What is the negation of the following statement?
For all $U$ open containing $x$, $U \cap K_n \neq \emptyset$ for all but finitely many $n$.
Let $(K_n)$ be a sequence of sets.
What is the negation of the following statement?
For all $U$ open containing $x$, $U \cap K_n \neq \emptyset$ for all but finitely many $n$.
Let us write the statement formally: $\forall U(x\in U\rightarrow\exists n\forall k(k>n\rightarrow U\cap K_k\neq\varnothing))$ For every $U$ (open of course), if $x\in U$ then there is some $n$ that for all $k>n$ we have $K_k\cap U\neq\varnothing$.
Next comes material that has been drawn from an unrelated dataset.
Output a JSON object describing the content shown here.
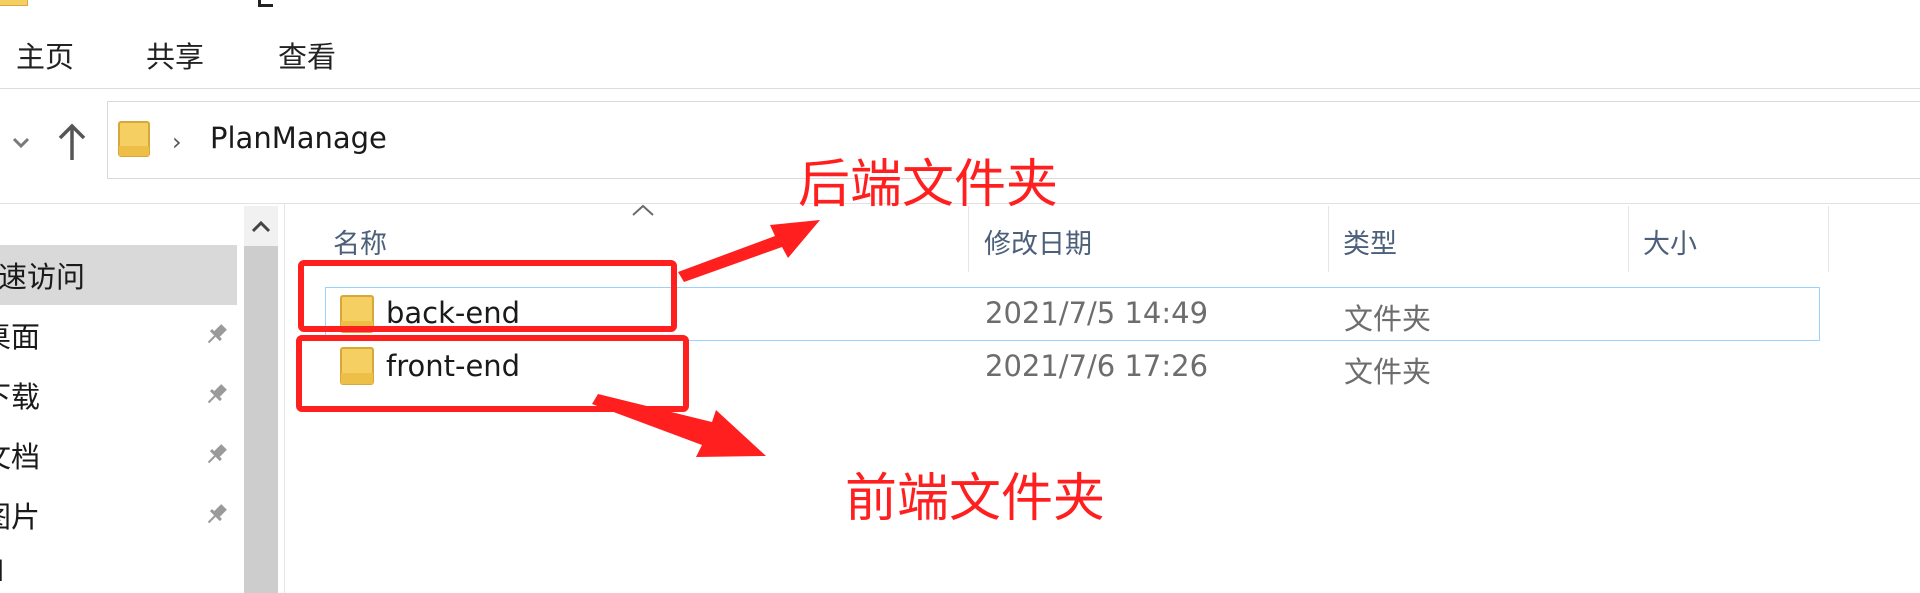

Now negation flips quantifiers and $\lnot(\alpha\rightarrow\beta)$ is the same as $\lnot\beta\land\alpha$. So we have:
$\exists U(x\in U\land\forall n\exists k(k>n\land U\cap K_k=\varnothing))$ Or in words, there exists an open set $U$ such that $x\in U$ but for every $n$ there is some $k>n$ such that $U\cap K_k=\varnothing$. However in the natural numbers to say that something happens unboundedly often is the same as saying it happens infinitely often. So finally we can say:
There exists an open set $U$ such that $x\in U$ and for infinitely many $n$ we have $U\cap K_n=\varnothing$.
Exists an open set containing $x$ such that $U\cap K_n$ is empty for infinitely many $n$.
$\neg$(for all $U$ open containing $x$, $U \cap K_n \ne \emptyset$ for all but finitely many $n$).